What Is The Purpose Of Short Term Credit?
Now that you have a better understanding of what short term credit is, we’re sure that you might be wondering what the main purpose of this type of loan is.
Essentially, short term credit is usually used in order to meet a pressing or recurring expense, such as payroll.
For example, if a company bills weekly and is then paid around two weeks later, this will mean a class flow deficit.
That being said, a short term credit from the bank could then be used in order to cover the payroll until the outstanding invoice has been paid.
After the payment has been received, the line of credit can be paid off until it might be needed again.
As you can see from this example we have just shared, a short term credit can be used as a temporary safety net. Another example of short term credit is accounts receivable.
In this instance, a short-term loan could be used to pay for required raw materials and other stock inventory before paying off the loan after the ordered products have been shipped.
Other Reasons Short Term Credit Might Be Required
Even though the main purpose of short term credit is to act as a safety net for recurring expenses, there are a few other reasons that a small business might require short term credit – such as one-time payments.
In these instances, short-term loans are typically taken out with a fixed repayment period of fewer than 12 months.
An example of a short-term loan required for a one-off payment could be the opportunity to purchase a piece of equipment and then sell it for a profit.
The bank would then be able to potentially lend you the money required to do this with an agreement to pay it back within a short period of time.
Typically, in the instance of needing to take out a short-term loan, it is common for banks to require an agreed repayment period that typically lasts anywhere from 30 to 60 days.
Along with this, regardless of which type of bank you are with, the bank will typically always try to match the short term credit given with the needs of the credit.
If you are considering taking out a short-term loan, keep in mind that it is likely that the bank will always require you to be able to pay the short term credit down to zero and then maintain it for at least 30 days each year.
There we have it; you have made it to the end of the article.
Now that you have taken the time to read through all of the above, we hope that we have been able to assist you in understanding short term credit a little better, while also being able to understand whether or not it might be the right option for you and your small business.

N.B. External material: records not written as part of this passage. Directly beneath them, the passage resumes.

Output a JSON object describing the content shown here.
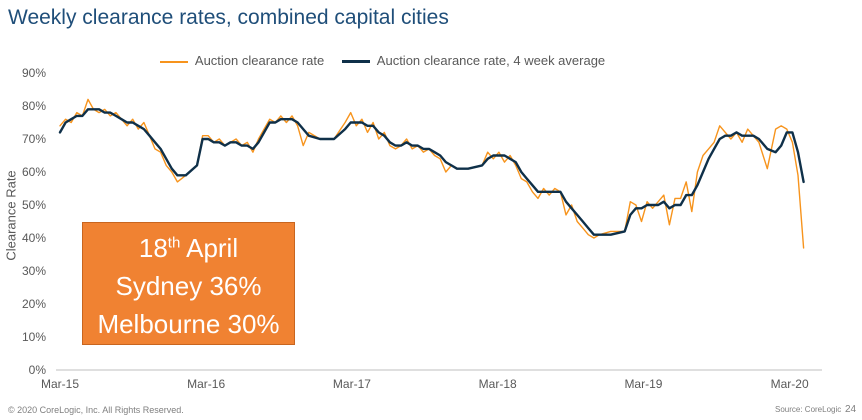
{
  "title": "Weekly clearance rates, combined capital cities",
  "callout": {
    "line1_prefix": "18",
    "line1_sup": "th",
    "line1_suffix": " April",
    "line2": "Sydney 36%",
    "line3": "Melbourne 30%",
    "background": "#f08232"
  },
  "footer": {
    "copyright": "© 2020 CoreLogic, Inc. All Rights Reserved.",
    "source": "Source: CoreLogic",
    "page_number": "24"
  },
  "chart_data": {
    "type": "line",
    "ylabel": "Clearance Rate",
    "ylim": [
      0,
      90
    ],
    "y_ticks": [
      "0%",
      "10%",
      "20%",
      "30%",
      "40%",
      "50%",
      "60%",
      "70%",
      "80%",
      "90%"
    ],
    "x_ticks": [
      "Mar-15",
      "Mar-16",
      "Mar-17",
      "Mar-18",
      "Mar-19",
      "Mar-20"
    ],
    "x_range": [
      "2015-03",
      "2020-04"
    ],
    "grid": false,
    "legend_position": "top",
    "series": [
      {
        "name": "Auction clearance rate",
        "color": "#f7941d",
        "points": [
          [
            "2015-03-01",
            74
          ],
          [
            "2015-03-15",
            76
          ],
          [
            "2015-03-29",
            75
          ],
          [
            "2015-04-12",
            78
          ],
          [
            "2015-04-26",
            77
          ],
          [
            "2015-05-10",
            82
          ],
          [
            "2015-05-24",
            79
          ],
          [
            "2015-06-07",
            78
          ],
          [
            "2015-06-21",
            79
          ],
          [
            "2015-07-05",
            77
          ],
          [
            "2015-07-19",
            78
          ],
          [
            "2015-08-02",
            76
          ],
          [
            "2015-08-16",
            74
          ],
          [
            "2015-08-30",
            76
          ],
          [
            "2015-09-13",
            73
          ],
          [
            "2015-09-27",
            75
          ],
          [
            "2015-10-11",
            71
          ],
          [
            "2015-10-25",
            67
          ],
          [
            "2015-11-08",
            66
          ],
          [
            "2015-11-22",
            62
          ],
          [
            "2015-12-06",
            60
          ],
          [
            "2015-12-20",
            57
          ],
          [
            "2016-01-10",
            59
          ],
          [
            "2016-02-07",
            62
          ],
          [
            "2016-02-21",
            71
          ],
          [
            "2016-03-06",
            71
          ],
          [
            "2016-03-20",
            69
          ],
          [
            "2016-04-03",
            70
          ],
          [
            "2016-04-17",
            68
          ],
          [
            "2016-05-01",
            69
          ],
          [
            "2016-05-15",
            70
          ],
          [
            "2016-05-29",
            68
          ],
          [
            "2016-06-12",
            69
          ],
          [
            "2016-06-26",
            66
          ],
          [
            "2016-07-10",
            70
          ],
          [
            "2016-07-24",
            73
          ],
          [
            "2016-08-07",
            76
          ],
          [
            "2016-08-21",
            75
          ],
          [
            "2016-09-04",
            77
          ],
          [
            "2016-09-18",
            75
          ],
          [
            "2016-10-02",
            77
          ],
          [
            "2016-10-16",
            74
          ],
          [
            "2016-10-30",
            68
          ],
          [
            "2016-11-13",
            72
          ],
          [
            "2016-12-11",
            70
          ],
          [
            "2017-01-15",
            70
          ],
          [
            "2017-02-12",
            75
          ],
          [
            "2017-02-26",
            78
          ],
          [
            "2017-03-12",
            74
          ],
          [
            "2017-03-26",
            76
          ],
          [
            "2017-04-09",
            72
          ],
          [
            "2017-04-23",
            75
          ],
          [
            "2017-05-07",
            70
          ],
          [
            "2017-05-21",
            72
          ],
          [
            "2017-06-04",
            68
          ],
          [
            "2017-06-18",
            67
          ],
          [
            "2017-07-02",
            68
          ],
          [
            "2017-07-16",
            70
          ],
          [
            "2017-07-30",
            67
          ],
          [
            "2017-08-13",
            68
          ],
          [
            "2017-08-27",
            66
          ],
          [
            "2017-09-10",
            67
          ],
          [
            "2017-09-24",
            65
          ],
          [
            "2017-10-08",
            64
          ],
          [
            "2017-10-22",
            60
          ],
          [
            "2017-11-05",
            62
          ],
          [
            "2017-11-19",
            61
          ],
          [
            "2017-12-17",
            61
          ],
          [
            "2018-01-21",
            62
          ],
          [
            "2018-02-04",
            66
          ],
          [
            "2018-02-18",
            64
          ],
          [
            "2018-03-04",
            66
          ],
          [
            "2018-03-18",
            63
          ],
          [
            "2018-04-01",
            65
          ],
          [
            "2018-04-15",
            62
          ],
          [
            "2018-04-29",
            58
          ],
          [
            "2018-05-13",
            57
          ],
          [
            "2018-05-27",
            54
          ],
          [
            "2018-06-10",
            52
          ],
          [
            "2018-06-24",
            55
          ],
          [
            "2018-07-08",
            53
          ],
          [
            "2018-07-22",
            55
          ],
          [
            "2018-08-05",
            54
          ],
          [
            "2018-08-19",
            47
          ],
          [
            "2018-09-02",
            50
          ],
          [
            "2018-09-16",
            45
          ],
          [
            "2018-09-30",
            43
          ],
          [
            "2018-10-14",
            41
          ],
          [
            "2018-10-28",
            40
          ],
          [
            "2018-11-11",
            41
          ],
          [
            "2018-12-09",
            42
          ],
          [
            "2019-01-13",
            42
          ],
          [
            "2019-01-27",
            51
          ],
          [
            "2019-02-10",
            50
          ],
          [
            "2019-02-24",
            45
          ],
          [
            "2019-03-10",
            51
          ],
          [
            "2019-03-24",
            49
          ],
          [
            "2019-04-07",
            51
          ],
          [
            "2019-04-21",
            53
          ],
          [
            "2019-05-05",
            44
          ],
          [
            "2019-05-19",
            52
          ],
          [
            "2019-06-02",
            52
          ],
          [
            "2019-06-16",
            57
          ],
          [
            "2019-06-30",
            48
          ],
          [
            "2019-07-14",
            60
          ],
          [
            "2019-07-28",
            65
          ],
          [
            "2019-08-11",
            67
          ],
          [
            "2019-08-25",
            69
          ],
          [
            "2019-09-08",
            74
          ],
          [
            "2019-09-22",
            72
          ],
          [
            "2019-10-06",
            70
          ],
          [
            "2019-10-20",
            72
          ],
          [
            "2019-11-03",
            69
          ],
          [
            "2019-11-17",
            73
          ],
          [
            "2019-12-01",
            71
          ],
          [
            "2019-12-15",
            69
          ],
          [
            "2020-01-05",
            61
          ],
          [
            "2020-01-26",
            73
          ],
          [
            "2020-02-09",
            74
          ],
          [
            "2020-02-23",
            73
          ],
          [
            "2020-03-08",
            69
          ],
          [
            "2020-03-22",
            59
          ],
          [
            "2020-04-05",
            37
          ]
        ]
      },
      {
        "name": "Auction clearance rate, 4 week average",
        "color": "#0f3049",
        "points": [
          [
            "2015-03-01",
            72
          ],
          [
            "2015-03-15",
            75
          ],
          [
            "2015-03-29",
            76
          ],
          [
            "2015-04-12",
            77
          ],
          [
            "2015-04-26",
            77
          ],
          [
            "2015-05-10",
            79
          ],
          [
            "2015-05-24",
            79
          ],
          [
            "2015-06-07",
            79
          ],
          [
            "2015-06-21",
            78
          ],
          [
            "2015-07-05",
            78
          ],
          [
            "2015-07-19",
            77
          ],
          [
            "2015-08-02",
            76
          ],
          [
            "2015-08-16",
            75
          ],
          [
            "2015-08-30",
            75
          ],
          [
            "2015-09-13",
            74
          ],
          [
            "2015-09-27",
            73
          ],
          [
            "2015-10-11",
            71
          ],
          [
            "2015-10-25",
            69
          ],
          [
            "2015-11-08",
            67
          ],
          [
            "2015-11-22",
            64
          ],
          [
            "2015-12-06",
            61
          ],
          [
            "2015-12-20",
            59
          ],
          [
            "2016-01-10",
            59
          ],
          [
            "2016-02-07",
            62
          ],
          [
            "2016-02-21",
            70
          ],
          [
            "2016-03-06",
            70
          ],
          [
            "2016-03-20",
            69
          ],
          [
            "2016-04-03",
            69
          ],
          [
            "2016-04-17",
            68
          ],
          [
            "2016-05-01",
            69
          ],
          [
            "2016-05-15",
            69
          ],
          [
            "2016-05-29",
            68
          ],
          [
            "2016-06-12",
            68
          ],
          [
            "2016-06-26",
            67
          ],
          [
            "2016-07-10",
            69
          ],
          [
            "2016-07-24",
            72
          ],
          [
            "2016-08-07",
            75
          ],
          [
            "2016-08-21",
            75
          ],
          [
            "2016-09-04",
            76
          ],
          [
            "2016-09-18",
            76
          ],
          [
            "2016-10-02",
            76
          ],
          [
            "2016-10-16",
            75
          ],
          [
            "2016-10-30",
            73
          ],
          [
            "2016-11-13",
            71
          ],
          [
            "2016-12-11",
            70
          ],
          [
            "2017-01-15",
            70
          ],
          [
            "2017-02-12",
            73
          ],
          [
            "2017-02-26",
            75
          ],
          [
            "2017-03-12",
            75
          ],
          [
            "2017-03-26",
            75
          ],
          [
            "2017-04-09",
            74
          ],
          [
            "2017-04-23",
            74
          ],
          [
            "2017-05-07",
            72
          ],
          [
            "2017-05-21",
            71
          ],
          [
            "2017-06-04",
            69
          ],
          [
            "2017-06-18",
            68
          ],
          [
            "2017-07-02",
            68
          ],
          [
            "2017-07-16",
            69
          ],
          [
            "2017-07-30",
            68
          ],
          [
            "2017-08-13",
            68
          ],
          [
            "2017-08-27",
            67
          ],
          [
            "2017-09-10",
            67
          ],
          [
            "2017-09-24",
            66
          ],
          [
            "2017-10-08",
            65
          ],
          [
            "2017-10-22",
            63
          ],
          [
            "2017-11-05",
            62
          ],
          [
            "2017-11-19",
            61
          ],
          [
            "2017-12-17",
            61
          ],
          [
            "2018-01-21",
            62
          ],
          [
            "2018-02-04",
            64
          ],
          [
            "2018-02-18",
            65
          ],
          [
            "2018-03-04",
            65
          ],
          [
            "2018-03-18",
            65
          ],
          [
            "2018-04-01",
            64
          ],
          [
            "2018-04-15",
            63
          ],
          [
            "2018-04-29",
            60
          ],
          [
            "2018-05-13",
            58
          ],
          [
            "2018-05-27",
            56
          ],
          [
            "2018-06-10",
            54
          ],
          [
            "2018-06-24",
            54
          ],
          [
            "2018-07-08",
            54
          ],
          [
            "2018-07-22",
            54
          ],
          [
            "2018-08-05",
            54
          ],
          [
            "2018-08-19",
            51
          ],
          [
            "2018-09-02",
            49
          ],
          [
            "2018-09-16",
            47
          ],
          [
            "2018-09-30",
            45
          ],
          [
            "2018-10-14",
            43
          ],
          [
            "2018-10-28",
            41
          ],
          [
            "2018-11-11",
            41
          ],
          [
            "2018-12-09",
            41
          ],
          [
            "2019-01-13",
            42
          ],
          [
            "2019-01-27",
            47
          ],
          [
            "2019-02-10",
            49
          ],
          [
            "2019-02-24",
            49
          ],
          [
            "2019-03-10",
            50
          ],
          [
            "2019-03-24",
            50
          ],
          [
            "2019-04-07",
            50
          ],
          [
            "2019-04-21",
            51
          ],
          [
            "2019-05-05",
            49
          ],
          [
            "2019-05-19",
            50
          ],
          [
            "2019-06-02",
            50
          ],
          [
            "2019-06-16",
            53
          ],
          [
            "2019-06-30",
            53
          ],
          [
            "2019-07-14",
            56
          ],
          [
            "2019-07-28",
            60
          ],
          [
            "2019-08-11",
            64
          ],
          [
            "2019-08-25",
            67
          ],
          [
            "2019-09-08",
            70
          ],
          [
            "2019-09-22",
            71
          ],
          [
            "2019-10-06",
            71
          ],
          [
            "2019-10-20",
            72
          ],
          [
            "2019-11-03",
            71
          ],
          [
            "2019-11-17",
            71
          ],
          [
            "2019-12-01",
            71
          ],
          [
            "2019-12-15",
            70
          ],
          [
            "2020-01-05",
            67
          ],
          [
            "2020-01-26",
            66
          ],
          [
            "2020-02-09",
            68
          ],
          [
            "2020-02-23",
            72
          ],
          [
            "2020-03-08",
            72
          ],
          [
            "2020-03-22",
            66
          ],
          [
            "2020-04-05",
            57
          ]
        ]
      }
    ]
  }
}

Just to sum up all that we have discussed above, there are many different ways that short-term credit can be used (both personally and for a business) and this is often where the point of confusion and misunderstanding comes from regarding this particular type of lending credit.
Generally speaking, short term credit refers to a loan taken out by a company to pay off recurring payments as needed – and typically serves as a safety net.
As well as this, a short-term loan often refers to a loan that is required for a one-time payment, with an agreement to pay back the loan in less than 12 months.
While the repayment period can vary from bank to bank, the usual repayment period for these short-term loans is typically either 30 days or 60 days.
All that being said, we hope that you now have a much better understanding of what short term credit is, how it differs from long term credit, and whether taking on short term credit will be the right financial choice for you.
Thank you for reading this guide; we hope that you have found it helpful.